Firearms Policy

The Arms (Prohibited Firearms, Magazines, and Parts) Amendment Act did a great disservice to the public, including 250,000 law-abiding firearm owners who were unfairly treated throughout the process.

The sweeping changes to the Arms Act 1983 were unnecessarily rushed and lawmakers did not seek any meaningful input from industry experts. The Order in Council, originally valid until 30 June 2020, provided sufficient time for public consultation, however the superseding legislation was passed under urgency.

This legislation effectively criminalised law-abiding citizens and has the potential to bring about a raft of unintended consequences.

ACT was the only party to vote against this legislation.

There are now serious risks to public safety. The number of black market firearms in New Zealand has the potential to increase exponentially.

ACT believes that the best way forward is to again amend the Arms Act 1983 in a way that promotes safety, rescinds some of the recent restrictions, and saves taxpayers potentially hundreds of millions of dollars.

ACT would also insist on a proper policy process. We would invite pistol clubs, Deerstalkers' Associations, COLFO, commercial pest controllers, collectors, Police, political parties, and other interested groups to a genuine consultative effort to design better gun laws.

Nearly everyone agreed that firearm laws needed to change, but the way the Government went about it amounted to bullying and scapegoating. The end result was expensive, ineffective, and insulting.

ACT says if gun laws are worth changing, it is worth doing right. ACT has already carried out this process itself, coming up with its own policy.

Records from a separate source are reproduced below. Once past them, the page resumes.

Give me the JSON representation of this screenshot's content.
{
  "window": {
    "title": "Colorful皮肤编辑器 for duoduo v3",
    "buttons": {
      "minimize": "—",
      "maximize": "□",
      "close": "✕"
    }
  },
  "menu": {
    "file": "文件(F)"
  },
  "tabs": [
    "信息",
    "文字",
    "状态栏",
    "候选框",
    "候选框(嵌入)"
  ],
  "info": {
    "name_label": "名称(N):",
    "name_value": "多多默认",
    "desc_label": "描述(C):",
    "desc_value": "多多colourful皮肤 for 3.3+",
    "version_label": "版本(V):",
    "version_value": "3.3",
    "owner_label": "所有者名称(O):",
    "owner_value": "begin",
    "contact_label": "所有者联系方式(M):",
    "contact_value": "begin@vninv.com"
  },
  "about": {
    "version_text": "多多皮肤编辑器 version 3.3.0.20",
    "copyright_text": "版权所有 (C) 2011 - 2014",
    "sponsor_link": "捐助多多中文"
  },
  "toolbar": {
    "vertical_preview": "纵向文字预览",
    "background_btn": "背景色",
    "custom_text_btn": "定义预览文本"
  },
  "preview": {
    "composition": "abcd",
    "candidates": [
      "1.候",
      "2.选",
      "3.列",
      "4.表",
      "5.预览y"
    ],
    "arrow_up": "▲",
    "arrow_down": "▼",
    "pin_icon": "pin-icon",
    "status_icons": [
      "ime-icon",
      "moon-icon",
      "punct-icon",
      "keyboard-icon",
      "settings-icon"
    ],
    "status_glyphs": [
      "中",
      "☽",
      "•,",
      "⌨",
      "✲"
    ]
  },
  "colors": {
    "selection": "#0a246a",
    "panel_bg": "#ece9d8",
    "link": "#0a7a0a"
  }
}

Below are the policies ACT would promote, but we accept we need to get wide agreement to make the new laws durable.

ACT would:

  1. Extend the amnesty period and ensure that compensation includes security, licensing costs, parts, consumables, and ammunition;

  2. Reinstate the E endorsement category and expand it to include all recently-prohibited semi-automatic firearms (excluding .22 rimfire or smaller) and remove the ‘military-style’ descriptor. The vetting and security requirements would be based on the previously high standards of an E endorsement (prior to the law change), and could potentially be tightened further. The recently-created ‘exemption categories’ would be integrated into this category, including parts and magazines, and sporting/competition shooters would be allowed to apply;

  3. Adjust the magazine limits to 7 for shotgun, 10 for all other centrefire, and 15 for rimfire;
  4. Stop the shift towards a centralised firearms licensing regime, which reduces the local presence of Arms Officers and vetting personnel, and removes face-to-face interviews of applicants;

  5. Stop the creation of a register for A category firearms;

  6. Implement a law that clarifies who can and cannot own a firearm (e.g. members of violent gangs), and on what basis;

  7. Hold an inquiry into whether home security requirements for A category firearms can and should be standardised;

  8. Implement a law that affirms minimum sentences for criminal acts that involve firearms; and,

  9. Hold an inquiry into whether the administration of the Arms Act 1983 should be shifted from the Police to an independent government agency.